Full table scans on every batch in messages and events collection
Description:
Both messages.py and events.py rebuild issue/PR URL mappings on every batch instead of once at the start. This causes redundant full table scans that scale with data volume.
messages.py:156-164 - queries all issues and PRs per 20-message batch:
issues = augur_db.session.query(Issue).filter(Issue.repo_id == repo_id).all()
prs = augur_db.session.query(PullRequest).filter(PullRequest.repo_id == repo_id).all()

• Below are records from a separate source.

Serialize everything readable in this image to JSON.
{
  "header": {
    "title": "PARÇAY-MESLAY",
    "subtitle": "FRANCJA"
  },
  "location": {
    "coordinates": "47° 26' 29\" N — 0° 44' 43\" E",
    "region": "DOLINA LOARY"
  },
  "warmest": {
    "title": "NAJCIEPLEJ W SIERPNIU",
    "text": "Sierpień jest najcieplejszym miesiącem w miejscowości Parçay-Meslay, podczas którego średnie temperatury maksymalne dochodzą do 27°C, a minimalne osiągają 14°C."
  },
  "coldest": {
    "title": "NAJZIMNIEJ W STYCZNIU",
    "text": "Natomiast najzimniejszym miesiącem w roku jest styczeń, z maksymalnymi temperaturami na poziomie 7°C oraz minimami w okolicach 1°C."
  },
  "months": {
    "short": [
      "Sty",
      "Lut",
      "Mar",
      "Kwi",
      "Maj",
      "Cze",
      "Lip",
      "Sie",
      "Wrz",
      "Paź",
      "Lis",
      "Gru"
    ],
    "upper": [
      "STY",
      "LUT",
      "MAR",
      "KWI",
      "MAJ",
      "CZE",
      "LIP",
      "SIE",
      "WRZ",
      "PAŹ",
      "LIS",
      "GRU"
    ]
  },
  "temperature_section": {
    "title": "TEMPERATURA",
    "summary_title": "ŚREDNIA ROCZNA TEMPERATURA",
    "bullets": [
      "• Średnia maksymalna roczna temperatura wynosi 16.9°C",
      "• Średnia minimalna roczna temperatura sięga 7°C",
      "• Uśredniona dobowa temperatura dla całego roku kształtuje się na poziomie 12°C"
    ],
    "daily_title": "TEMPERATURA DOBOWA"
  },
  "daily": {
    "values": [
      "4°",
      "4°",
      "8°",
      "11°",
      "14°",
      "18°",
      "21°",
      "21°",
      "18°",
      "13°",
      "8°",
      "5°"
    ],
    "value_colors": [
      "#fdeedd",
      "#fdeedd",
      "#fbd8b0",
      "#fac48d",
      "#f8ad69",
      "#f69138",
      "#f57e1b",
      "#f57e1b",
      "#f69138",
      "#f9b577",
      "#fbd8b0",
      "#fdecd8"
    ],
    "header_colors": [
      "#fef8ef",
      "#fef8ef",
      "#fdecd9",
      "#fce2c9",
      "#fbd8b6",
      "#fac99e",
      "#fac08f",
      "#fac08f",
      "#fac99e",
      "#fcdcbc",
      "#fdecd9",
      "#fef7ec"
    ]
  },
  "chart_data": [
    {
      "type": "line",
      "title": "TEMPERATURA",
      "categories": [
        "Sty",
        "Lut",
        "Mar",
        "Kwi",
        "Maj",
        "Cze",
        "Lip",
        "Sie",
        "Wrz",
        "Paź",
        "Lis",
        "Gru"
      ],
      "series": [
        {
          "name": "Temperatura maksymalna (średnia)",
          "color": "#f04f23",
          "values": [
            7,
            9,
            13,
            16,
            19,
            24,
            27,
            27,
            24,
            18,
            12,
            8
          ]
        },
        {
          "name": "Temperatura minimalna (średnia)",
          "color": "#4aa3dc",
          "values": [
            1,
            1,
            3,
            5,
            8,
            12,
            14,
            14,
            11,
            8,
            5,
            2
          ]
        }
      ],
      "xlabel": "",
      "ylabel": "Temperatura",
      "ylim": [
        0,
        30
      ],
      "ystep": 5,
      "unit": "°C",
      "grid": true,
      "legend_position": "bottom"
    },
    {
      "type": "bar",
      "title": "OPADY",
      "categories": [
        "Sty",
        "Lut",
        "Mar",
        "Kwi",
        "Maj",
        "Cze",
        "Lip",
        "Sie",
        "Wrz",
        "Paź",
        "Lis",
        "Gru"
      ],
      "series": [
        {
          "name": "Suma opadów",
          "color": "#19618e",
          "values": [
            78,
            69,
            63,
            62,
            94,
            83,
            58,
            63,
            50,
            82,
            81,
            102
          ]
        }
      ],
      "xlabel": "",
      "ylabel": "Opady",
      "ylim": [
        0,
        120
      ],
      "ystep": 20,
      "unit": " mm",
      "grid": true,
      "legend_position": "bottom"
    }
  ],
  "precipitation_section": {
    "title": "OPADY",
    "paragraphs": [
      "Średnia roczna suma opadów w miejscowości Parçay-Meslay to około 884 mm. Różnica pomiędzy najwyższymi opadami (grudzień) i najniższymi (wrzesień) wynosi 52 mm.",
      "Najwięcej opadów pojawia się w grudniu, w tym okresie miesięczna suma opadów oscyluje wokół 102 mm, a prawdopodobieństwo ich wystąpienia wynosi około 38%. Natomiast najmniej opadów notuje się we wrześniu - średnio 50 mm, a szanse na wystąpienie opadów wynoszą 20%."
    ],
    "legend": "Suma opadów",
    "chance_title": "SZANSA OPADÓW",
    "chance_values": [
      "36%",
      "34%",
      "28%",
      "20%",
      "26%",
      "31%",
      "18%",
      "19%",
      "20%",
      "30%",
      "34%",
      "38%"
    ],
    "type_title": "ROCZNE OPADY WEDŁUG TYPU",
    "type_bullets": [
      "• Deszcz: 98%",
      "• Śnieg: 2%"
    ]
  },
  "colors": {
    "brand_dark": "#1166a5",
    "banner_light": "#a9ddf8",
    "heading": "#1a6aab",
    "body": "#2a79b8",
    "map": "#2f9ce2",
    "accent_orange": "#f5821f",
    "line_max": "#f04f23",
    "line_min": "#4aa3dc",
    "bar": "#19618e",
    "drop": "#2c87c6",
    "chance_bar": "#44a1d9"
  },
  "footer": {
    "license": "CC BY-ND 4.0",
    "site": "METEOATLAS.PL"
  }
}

events.py:237-253 - rebuilds mappings per 500-event batch via _get_map_from_* methods.
Impact:
- 1000 messages -> 50 full scans of issues AND PRs tables
- 10000 events -> 40 full scans total
Expected behavior: Build mappings once before the batch loop, pass as parameters. See #3439 for the expected pattern.
Suggested fix:
- Move mapping queries outside batch loops
- Build
issue_url_to_id_mapandpr_url_to_id_maponce - Pass mappings to processing functions
- Possibly also increase messages batch size from 20 to 1000 (unless this was an intentional design choice that wasn't documented in the code)
Files:
- augur/tasks/github/messages.py
- augur/tasks/github/events.py
i havent noticed this but this sounds like a perfect explaination for some of my observations that processing certain parts of collection that start out reallly fast and slow down over time.